EXCLUSIVE: James O’Keefe tells Jack Posobiec the TRUTH behind Project Veritas departure

"I've certainly seen a lot of evil and darkness, but I've also really seen a lot of good."

"I've certainly seen a lot of evil and darkness, but I've also really seen a lot of good."

James O'Keefe joined Jack Posobiec and Human Events Daily for an exclusive interview on Wednesday, which marked the first time O'Keefe sat down to talk publicly about his recent ouster from Project Veritas, the company he founded 14 years ago, and his brand new venture, OMG, or O'Keefe Media Group.

OMG, launched on Wednesday, will be an Act 2 for the former Veritas CEO and investigative journalism icon. This new project will have a few notable changes from the Veritas model.



OMG will not be a not-for-profit, as Veritas was, but a subscription model. This means that it will not be at the mercy of Board whims, and a subscription basis means that O'Keefe will not have to court donors. And part of the OMG project will be to train a new crop of investigative journalists.

O'Keefe's ouster from Veritas was a shock to many, and Posobiec asked if he was ready to discuss the events that led to his departure. 

"If you're willing to share anything with us on that ," Posobiec said, "people are so confused. It's like a roller coaster and everyone's head is spinning with whiplash over this."

He laid out how it went down: "The Pfizer video drops— this thing, the last time I checked it was at like 30 million, probably up to 50 million views at this point— one of if not the biggest Project Veritas video that I've ever seen, has come out, one of the biggest stories, just an absolute apex moment.

"And then suddenly the breaks are put on hold. It feels like there's all this instability, you leave the organization. Can you walk us through those six weeks is what was going on or from your perspective, are you able to share that with us?"

O'Keefe referenced his remarks upon his departure. He had prepared a letter, and delivered that letter to his 65 staff via a Vimeo video. Shortly after he sent it to staff, it was leaked. O'Keefe said that he did not leak it.

In that letter, O'Keefe had expressed his own measure of confusion. "I don't have answers to why they've been doing what they've been doing," he wrote, "or why board members were going directly to employees to collect a list of grievances on the week of our biggest story ever. Or why our board members were going to employees directly to discuss removing me from Project Veritas – on the same week of our biggest story of all time."

"I don't know if you guys saw my my remarks departing. Did you? Did you happen to see those?" O'Keefe asked Posobiec, "I mean, I that's basically what I have to say about the matter. And it was, I said to my staff, of 60 people, 65 people, and it was then it was leaked. I recognize that when you know, distributed me a link to 70 people someone's gonna probably leak it, but I didn't leak it. You know, and that's what I have to say about the matter. It's all there."
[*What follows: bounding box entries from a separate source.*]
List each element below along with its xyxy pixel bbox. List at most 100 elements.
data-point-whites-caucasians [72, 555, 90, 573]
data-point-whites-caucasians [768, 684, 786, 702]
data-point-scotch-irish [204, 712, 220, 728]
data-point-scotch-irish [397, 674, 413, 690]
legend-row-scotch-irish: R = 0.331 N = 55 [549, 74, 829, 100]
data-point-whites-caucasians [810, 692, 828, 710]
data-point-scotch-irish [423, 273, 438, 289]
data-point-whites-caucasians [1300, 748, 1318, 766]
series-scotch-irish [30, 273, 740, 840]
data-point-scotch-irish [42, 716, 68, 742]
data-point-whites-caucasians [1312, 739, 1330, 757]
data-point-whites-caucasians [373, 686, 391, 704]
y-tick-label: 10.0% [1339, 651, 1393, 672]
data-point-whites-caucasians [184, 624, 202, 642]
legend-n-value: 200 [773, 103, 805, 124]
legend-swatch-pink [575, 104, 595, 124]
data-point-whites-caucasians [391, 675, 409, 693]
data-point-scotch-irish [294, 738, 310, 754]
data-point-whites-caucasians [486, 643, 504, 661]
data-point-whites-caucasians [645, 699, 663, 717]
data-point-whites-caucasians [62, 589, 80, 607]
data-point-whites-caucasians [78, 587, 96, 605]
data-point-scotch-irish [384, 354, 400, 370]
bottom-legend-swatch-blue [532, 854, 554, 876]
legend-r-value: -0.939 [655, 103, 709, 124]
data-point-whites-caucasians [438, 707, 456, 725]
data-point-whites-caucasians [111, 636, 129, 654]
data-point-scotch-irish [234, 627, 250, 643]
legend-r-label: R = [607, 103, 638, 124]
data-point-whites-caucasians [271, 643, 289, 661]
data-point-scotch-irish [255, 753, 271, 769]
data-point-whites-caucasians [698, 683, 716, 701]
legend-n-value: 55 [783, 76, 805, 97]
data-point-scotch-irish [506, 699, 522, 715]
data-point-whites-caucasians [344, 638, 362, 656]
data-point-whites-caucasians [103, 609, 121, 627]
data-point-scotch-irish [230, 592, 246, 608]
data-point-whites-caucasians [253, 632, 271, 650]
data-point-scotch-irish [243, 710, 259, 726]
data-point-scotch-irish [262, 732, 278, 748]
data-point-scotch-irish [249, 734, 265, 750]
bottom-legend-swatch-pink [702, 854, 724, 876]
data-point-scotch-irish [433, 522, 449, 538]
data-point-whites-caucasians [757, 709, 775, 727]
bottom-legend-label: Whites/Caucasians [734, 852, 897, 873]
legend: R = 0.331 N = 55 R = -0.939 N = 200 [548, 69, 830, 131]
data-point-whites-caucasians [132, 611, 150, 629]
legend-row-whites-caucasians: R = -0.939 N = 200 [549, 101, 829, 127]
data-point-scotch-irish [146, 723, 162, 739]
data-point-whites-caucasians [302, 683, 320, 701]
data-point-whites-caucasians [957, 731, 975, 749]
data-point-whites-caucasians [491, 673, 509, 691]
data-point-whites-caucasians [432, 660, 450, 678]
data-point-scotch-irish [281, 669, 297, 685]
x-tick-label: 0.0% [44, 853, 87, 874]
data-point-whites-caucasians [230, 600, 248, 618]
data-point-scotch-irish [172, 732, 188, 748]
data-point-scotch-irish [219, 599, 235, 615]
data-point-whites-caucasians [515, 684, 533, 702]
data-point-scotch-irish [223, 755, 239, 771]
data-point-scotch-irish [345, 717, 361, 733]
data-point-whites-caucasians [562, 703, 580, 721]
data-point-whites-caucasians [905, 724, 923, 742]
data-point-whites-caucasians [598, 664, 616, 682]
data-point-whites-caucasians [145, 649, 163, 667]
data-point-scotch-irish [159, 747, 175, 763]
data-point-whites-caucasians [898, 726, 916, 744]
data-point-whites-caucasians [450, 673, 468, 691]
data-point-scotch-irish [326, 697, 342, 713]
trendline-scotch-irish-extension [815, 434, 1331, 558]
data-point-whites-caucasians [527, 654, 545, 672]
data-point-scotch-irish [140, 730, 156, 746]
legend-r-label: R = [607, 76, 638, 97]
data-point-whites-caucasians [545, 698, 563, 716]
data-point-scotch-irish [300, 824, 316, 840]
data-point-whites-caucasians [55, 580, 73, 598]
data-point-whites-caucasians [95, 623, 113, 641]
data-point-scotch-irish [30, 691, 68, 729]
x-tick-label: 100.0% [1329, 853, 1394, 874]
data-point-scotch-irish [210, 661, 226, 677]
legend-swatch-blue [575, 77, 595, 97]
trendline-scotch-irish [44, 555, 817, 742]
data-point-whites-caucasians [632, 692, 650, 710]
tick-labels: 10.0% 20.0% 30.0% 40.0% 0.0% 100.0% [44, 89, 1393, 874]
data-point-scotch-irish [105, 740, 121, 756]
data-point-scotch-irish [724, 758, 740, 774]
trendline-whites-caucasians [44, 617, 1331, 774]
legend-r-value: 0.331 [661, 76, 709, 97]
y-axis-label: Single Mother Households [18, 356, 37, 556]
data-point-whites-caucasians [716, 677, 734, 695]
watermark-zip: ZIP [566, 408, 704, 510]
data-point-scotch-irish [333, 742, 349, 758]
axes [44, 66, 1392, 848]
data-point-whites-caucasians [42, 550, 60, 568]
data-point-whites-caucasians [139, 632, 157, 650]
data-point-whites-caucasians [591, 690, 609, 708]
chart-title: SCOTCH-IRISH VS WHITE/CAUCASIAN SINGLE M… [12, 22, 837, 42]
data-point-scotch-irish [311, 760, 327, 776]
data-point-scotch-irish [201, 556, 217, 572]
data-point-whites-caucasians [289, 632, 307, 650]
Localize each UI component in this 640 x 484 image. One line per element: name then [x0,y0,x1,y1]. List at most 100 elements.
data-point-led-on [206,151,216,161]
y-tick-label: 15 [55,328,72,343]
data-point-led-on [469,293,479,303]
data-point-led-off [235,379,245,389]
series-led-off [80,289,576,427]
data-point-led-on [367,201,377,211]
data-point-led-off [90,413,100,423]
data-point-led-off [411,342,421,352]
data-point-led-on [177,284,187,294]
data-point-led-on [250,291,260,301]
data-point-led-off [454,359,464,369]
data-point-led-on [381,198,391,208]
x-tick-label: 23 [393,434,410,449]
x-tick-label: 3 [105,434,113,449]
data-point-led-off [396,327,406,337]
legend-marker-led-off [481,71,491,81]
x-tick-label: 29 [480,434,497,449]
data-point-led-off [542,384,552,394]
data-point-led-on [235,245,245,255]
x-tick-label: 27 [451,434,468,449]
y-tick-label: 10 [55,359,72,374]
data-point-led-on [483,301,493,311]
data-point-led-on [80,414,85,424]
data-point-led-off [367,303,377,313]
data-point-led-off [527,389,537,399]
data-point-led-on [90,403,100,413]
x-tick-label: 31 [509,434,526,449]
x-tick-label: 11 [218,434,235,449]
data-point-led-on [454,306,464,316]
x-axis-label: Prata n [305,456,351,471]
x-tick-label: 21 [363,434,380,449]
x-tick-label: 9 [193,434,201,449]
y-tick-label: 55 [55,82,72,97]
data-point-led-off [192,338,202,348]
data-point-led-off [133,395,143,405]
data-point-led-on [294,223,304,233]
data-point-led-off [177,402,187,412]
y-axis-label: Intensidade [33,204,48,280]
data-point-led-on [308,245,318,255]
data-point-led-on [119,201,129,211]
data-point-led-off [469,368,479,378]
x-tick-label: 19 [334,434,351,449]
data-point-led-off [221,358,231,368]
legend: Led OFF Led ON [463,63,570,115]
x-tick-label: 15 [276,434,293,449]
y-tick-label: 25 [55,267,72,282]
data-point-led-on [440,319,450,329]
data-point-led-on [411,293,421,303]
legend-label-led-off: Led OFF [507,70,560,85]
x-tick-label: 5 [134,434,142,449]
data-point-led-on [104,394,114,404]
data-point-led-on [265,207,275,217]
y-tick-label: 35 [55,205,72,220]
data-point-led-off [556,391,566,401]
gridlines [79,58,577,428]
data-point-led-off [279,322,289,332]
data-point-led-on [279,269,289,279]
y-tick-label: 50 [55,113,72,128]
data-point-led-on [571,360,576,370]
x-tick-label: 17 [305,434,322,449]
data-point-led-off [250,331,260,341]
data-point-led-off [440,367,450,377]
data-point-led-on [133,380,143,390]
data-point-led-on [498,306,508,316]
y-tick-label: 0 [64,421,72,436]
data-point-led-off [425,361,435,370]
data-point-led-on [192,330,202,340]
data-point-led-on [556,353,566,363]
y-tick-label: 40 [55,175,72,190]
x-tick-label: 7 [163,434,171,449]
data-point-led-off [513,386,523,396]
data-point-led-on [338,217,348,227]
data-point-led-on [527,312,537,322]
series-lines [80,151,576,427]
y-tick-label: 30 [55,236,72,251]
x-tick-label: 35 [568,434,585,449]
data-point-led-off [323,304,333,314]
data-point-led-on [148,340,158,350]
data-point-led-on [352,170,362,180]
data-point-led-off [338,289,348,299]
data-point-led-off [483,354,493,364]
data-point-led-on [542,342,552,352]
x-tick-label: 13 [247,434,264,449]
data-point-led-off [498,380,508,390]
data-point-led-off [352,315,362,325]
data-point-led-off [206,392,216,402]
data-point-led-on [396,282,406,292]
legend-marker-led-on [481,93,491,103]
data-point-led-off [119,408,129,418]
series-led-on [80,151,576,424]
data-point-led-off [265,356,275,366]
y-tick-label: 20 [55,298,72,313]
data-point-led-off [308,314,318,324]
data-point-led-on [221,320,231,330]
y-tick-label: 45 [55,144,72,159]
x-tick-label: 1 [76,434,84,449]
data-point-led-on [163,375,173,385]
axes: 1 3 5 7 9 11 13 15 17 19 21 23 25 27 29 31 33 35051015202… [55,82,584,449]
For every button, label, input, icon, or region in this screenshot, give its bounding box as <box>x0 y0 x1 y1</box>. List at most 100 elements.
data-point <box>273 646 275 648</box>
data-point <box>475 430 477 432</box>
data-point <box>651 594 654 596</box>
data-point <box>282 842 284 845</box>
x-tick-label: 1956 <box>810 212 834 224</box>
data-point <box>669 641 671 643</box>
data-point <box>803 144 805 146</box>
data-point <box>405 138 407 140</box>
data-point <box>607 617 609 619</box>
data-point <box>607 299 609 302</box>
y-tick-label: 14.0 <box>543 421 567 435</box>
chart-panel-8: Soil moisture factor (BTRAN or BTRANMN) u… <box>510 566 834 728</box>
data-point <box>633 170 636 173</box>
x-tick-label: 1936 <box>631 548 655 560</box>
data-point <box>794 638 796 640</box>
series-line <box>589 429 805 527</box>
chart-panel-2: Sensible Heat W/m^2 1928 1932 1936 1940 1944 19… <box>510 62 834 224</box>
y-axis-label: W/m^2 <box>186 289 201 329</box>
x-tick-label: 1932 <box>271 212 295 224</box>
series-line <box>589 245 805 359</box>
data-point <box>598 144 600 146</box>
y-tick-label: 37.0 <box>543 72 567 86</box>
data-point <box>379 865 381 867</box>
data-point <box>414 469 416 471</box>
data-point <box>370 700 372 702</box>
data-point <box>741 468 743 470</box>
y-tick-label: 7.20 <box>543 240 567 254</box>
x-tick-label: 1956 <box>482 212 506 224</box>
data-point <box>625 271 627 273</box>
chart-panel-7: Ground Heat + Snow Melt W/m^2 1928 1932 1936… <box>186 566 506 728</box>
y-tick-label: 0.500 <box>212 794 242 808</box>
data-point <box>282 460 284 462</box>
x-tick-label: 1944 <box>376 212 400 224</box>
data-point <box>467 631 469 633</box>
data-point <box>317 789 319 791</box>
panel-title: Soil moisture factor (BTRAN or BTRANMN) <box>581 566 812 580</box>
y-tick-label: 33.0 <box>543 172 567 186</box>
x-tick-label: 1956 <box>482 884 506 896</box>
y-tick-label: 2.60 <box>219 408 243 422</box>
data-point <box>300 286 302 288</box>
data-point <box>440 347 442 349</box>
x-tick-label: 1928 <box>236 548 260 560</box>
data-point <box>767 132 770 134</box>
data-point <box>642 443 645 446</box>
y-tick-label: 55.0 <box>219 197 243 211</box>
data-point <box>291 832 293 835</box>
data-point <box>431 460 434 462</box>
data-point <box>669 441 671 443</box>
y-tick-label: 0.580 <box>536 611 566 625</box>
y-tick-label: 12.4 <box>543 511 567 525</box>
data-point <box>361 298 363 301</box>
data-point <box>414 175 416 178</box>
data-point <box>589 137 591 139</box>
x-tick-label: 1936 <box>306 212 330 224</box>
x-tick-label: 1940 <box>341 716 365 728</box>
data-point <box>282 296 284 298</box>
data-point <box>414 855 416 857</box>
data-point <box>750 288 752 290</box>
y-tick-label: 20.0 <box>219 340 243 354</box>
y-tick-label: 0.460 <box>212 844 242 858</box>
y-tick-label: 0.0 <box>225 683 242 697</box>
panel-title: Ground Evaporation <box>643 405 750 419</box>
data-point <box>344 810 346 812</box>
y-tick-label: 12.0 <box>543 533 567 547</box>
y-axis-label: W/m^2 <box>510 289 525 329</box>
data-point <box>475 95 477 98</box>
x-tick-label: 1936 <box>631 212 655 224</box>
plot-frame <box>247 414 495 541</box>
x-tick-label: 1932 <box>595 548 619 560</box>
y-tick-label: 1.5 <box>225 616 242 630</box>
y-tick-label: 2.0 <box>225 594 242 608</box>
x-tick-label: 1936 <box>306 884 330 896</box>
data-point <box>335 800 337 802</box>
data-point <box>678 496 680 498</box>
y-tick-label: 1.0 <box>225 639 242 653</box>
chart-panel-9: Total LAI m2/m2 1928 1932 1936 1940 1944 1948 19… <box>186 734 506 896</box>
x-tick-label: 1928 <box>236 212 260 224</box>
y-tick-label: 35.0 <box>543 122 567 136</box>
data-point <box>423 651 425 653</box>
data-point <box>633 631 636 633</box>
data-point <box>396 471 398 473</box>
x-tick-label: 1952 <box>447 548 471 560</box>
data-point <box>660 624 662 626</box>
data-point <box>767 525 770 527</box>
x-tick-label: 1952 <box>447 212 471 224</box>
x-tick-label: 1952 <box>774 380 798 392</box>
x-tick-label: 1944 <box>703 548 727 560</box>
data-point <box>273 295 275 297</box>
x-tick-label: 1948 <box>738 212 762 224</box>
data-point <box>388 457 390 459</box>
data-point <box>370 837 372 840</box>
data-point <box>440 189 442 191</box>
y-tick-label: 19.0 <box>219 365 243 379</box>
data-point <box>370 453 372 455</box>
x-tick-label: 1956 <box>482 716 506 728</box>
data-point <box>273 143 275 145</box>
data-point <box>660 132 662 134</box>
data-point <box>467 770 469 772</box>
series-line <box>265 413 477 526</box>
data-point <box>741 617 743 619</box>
He said that he ran the company in an orthdox way, took responsibility for everything as the CEO.

"I was taking responsibility for everything," he said. "I did my yearly audits, I had my quarterly financial statements. But it was it was quite bizarre— this deal about black cars and sandwiches."

The letter signed by 16 staffers detailing their grievances, combined with a statement from the Board after O'Keefe left detailing what saw were his excesses, mentioned that he took took many "black cars," or hired cars from place to place. Another grievance said bizarelly that O'Keefe had taken a staffer's sandwich.

"If you watch my ad for OMG," he said, "I actually get out of a black car and I throw a sandwich. It was a homage to these really strange things. And I've been the same man for 13 years I've probably improved a bit."



"But I think in a media organization in a media company, most media news organizations are corrupted at the top," O'Keefe said. "In traditional newsrooms, journalists don't really do journalism. Investigative journalism is a thing of the past, because most organizations are pursuing a profit or they don't understand how to run a balance sheet as it when it pertains to investigative reporting.

"So having ethics and integrity is going to be critical," he said, veering into his plans for OMG. "And sometimes it's not always profitable, if you're trying to squeeze profit. But I ran that organization. I spent 14 years of my life building a credible news organization.

And suddenly there was an emergency to oust me all of a sudden, which doesn't make sense to me. It doesn't make sense that the view but I would, I would say to you that I learned a lot from it. I'm going to be more effective as a result of it. I've certainly seen a lot of evil and darkness, but I've also really seen a lot of good.

"I've been able to identify a few people that are absolutely, I mean, amazing human beings, that have gone through this with me and have been by my side.

"This is a movement that requires really strong people in their souls. Absolutely unyielding, won't bend at the knee won't be pressured. People that will do it for free. Which some of us have been doing your jack for the last couple of weeks. You know, sleeping on the floor. And eating pizza and doing what we have to do. That's what we're doing over here, because we believe in it.

"And I think I'll be more effective as a result of this. And I've learned a lot of things that will help me as I venture to the next level, which is to equip 1000s of people with the cameras as opposed to just a couple dozen," O'Keefe said.